Cooper zögerte. Er hätte zu gern »ja« gesagt. Er hätte zu gern ihre Erklärung gehört und erfahren, was in ihr vorging, hätte gern an ihrer Leidenschaft, die Wahrheit herauszufinden, teilgehabt. Stattdessen zog er seine Handschuhe an.
»Ich habe leider keine Zeit«, sagte er.
Diane Fry und Gavin Murfin fuhren nach Buttercross und parkten vor einem Antiquitätenladen. Ein halbes Dutzend uniformierter Polizisten sollte sich mit ihnen vor Eddie Kemps Haus treffen, das sie in der Hoffnung, eine Spur von Chloe zu finden, durchsuchen würden.
Fry hatte beschlossen, vor Decker und Miller, Antiquitäten und Sammlerstücke, zu parken. Von hier aus sah sie Ben Coopers roten Toyota ein Stück weiter oben an einer steilen Kopfsteinpflasterstraße stehen, die immer noch mit festgebackenem Schnee bedeckt war. Ihr Peugeot hätte es niemals dort hinaufgeschafft. Als sie ihn gekauft hatte, war sie nicht auf die Idee gekommen, dass sie einmal einen Wagen mit Allradantrieb gebrauchen könnte.
Noch weiter oben, am Ende der Straße, stand Ben Cooper in seinen dicksohligen Stiefeln und dem lächerlichen Wilderermantel. Er unterhielt sich mit einer Frau, die Fry nicht bekannt vorkam. Sie trug eine rote Jacke und schwarze Jeans und hatte sich das dunkle Haar hinter die Ohren gestrichen. Aus Coopers Haltung und seinen Gesten schloss Fry, dass die Frau nichts mit der Ermittlung zu tun hatte, mit der er eigentlich beauftragt war.

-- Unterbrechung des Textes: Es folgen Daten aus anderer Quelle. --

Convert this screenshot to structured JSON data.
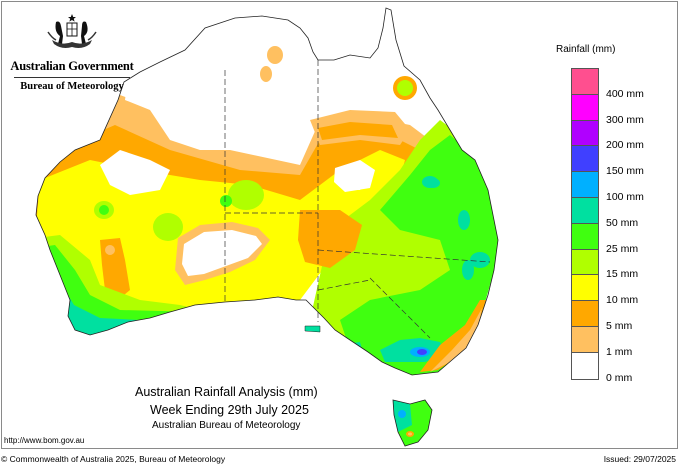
{
  "header": {
    "government": "Australian Government",
    "bureau": "Bureau of Meteorology",
    "crest_icon": "coat-of-arms-icon"
  },
  "map": {
    "title": "Australian Rainfall Analysis (mm)",
    "subtitle": "Week Ending 29th July 2025",
    "source": "Australian Bureau of Meteorology",
    "region": "Australia",
    "projection_boundaries": "state borders (dashed)"
  },
  "legend": {
    "title": "Rainfall (mm)",
    "swatches": [
      {
        "color": "#ff4f8f",
        "range": "400+ mm"
      },
      {
        "color": "#ff00ff",
        "range": "300-400 mm"
      },
      {
        "color": "#b000ff",
        "range": "200-300 mm"
      },
      {
        "color": "#4040ff",
        "range": "150-200 mm"
      },
      {
        "color": "#00b0ff",
        "range": "100-150 mm"
      },
      {
        "color": "#00e0a0",
        "range": "50-100 mm"
      },
      {
        "color": "#40ff10",
        "range": "25-50 mm"
      },
      {
        "color": "#b0ff00",
        "range": "15-25 mm"
      },
      {
        "color": "#ffff00",
        "range": "10-15 mm"
      },
      {
        "color": "#ffa800",
        "range": "5-10 mm"
      },
      {
        "color": "#ffc060",
        "range": "1-5 mm"
      },
      {
        "color": "#ffffff",
        "range": "0-1 mm"
      }
    ],
    "labels": [
      "400 mm",
      "300 mm",
      "200 mm",
      "150 mm",
      "100 mm",
      "50 mm",
      "25 mm",
      "15 mm",
      "10 mm",
      "5 mm",
      "1 mm",
      "0 mm"
    ]
  },
  "footer": {
    "url": "http://www.bom.gov.au",
    "copyright": "© Commonwealth of Australia 2025, Bureau of Meteorology",
    "issued": "Issued: 29/07/2025"
  },
  "colors": {
    "white": "#ffffff",
    "light_orange": "#ffc060",
    "orange": "#ffa800",
    "yellow": "#ffff00",
    "yellow_green": "#b0ff00",
    "green": "#40ff10",
    "teal": "#00e0a0",
    "sky": "#00b0ff",
    "blue": "#4040ff"
  }
}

Sogar von weitem sah sie, wie sich seine Ohren rosig färbten. Wahrscheinlich handelte es sich bei der Frau um eine alte Flamme, die er zufällig getroffen hatte – zumindest war das die nachsichtigste Interpretation. Falls er sich mit ihr während der Dienstzeit verabredet hatte, würde sie ihm gehörig die Leviten lesen. Er trödelte ohnedies schon genug herum.
Fry schlug die Autotür zu und marschierte los, doch ihre Schuhe waren für vereistes Kopfsteinpflaster denkbar ungeeignet. Kaum hatte sie den Fuß auf die steile Straße gesetzt, rutschte sie aus und musste sich an dem eisernen Handlauf an der Hauswand festhalten, um sich wieder hochzuziehen. Sie war so damit beschäftigt, auf den Beinen zu bleiben, dass sie die Frau neben Cooper nicht weggehen sah. Als sie den Kopf wieder hob, stand Cooper allein vor seinem Wagen und blickte ihr entgegen.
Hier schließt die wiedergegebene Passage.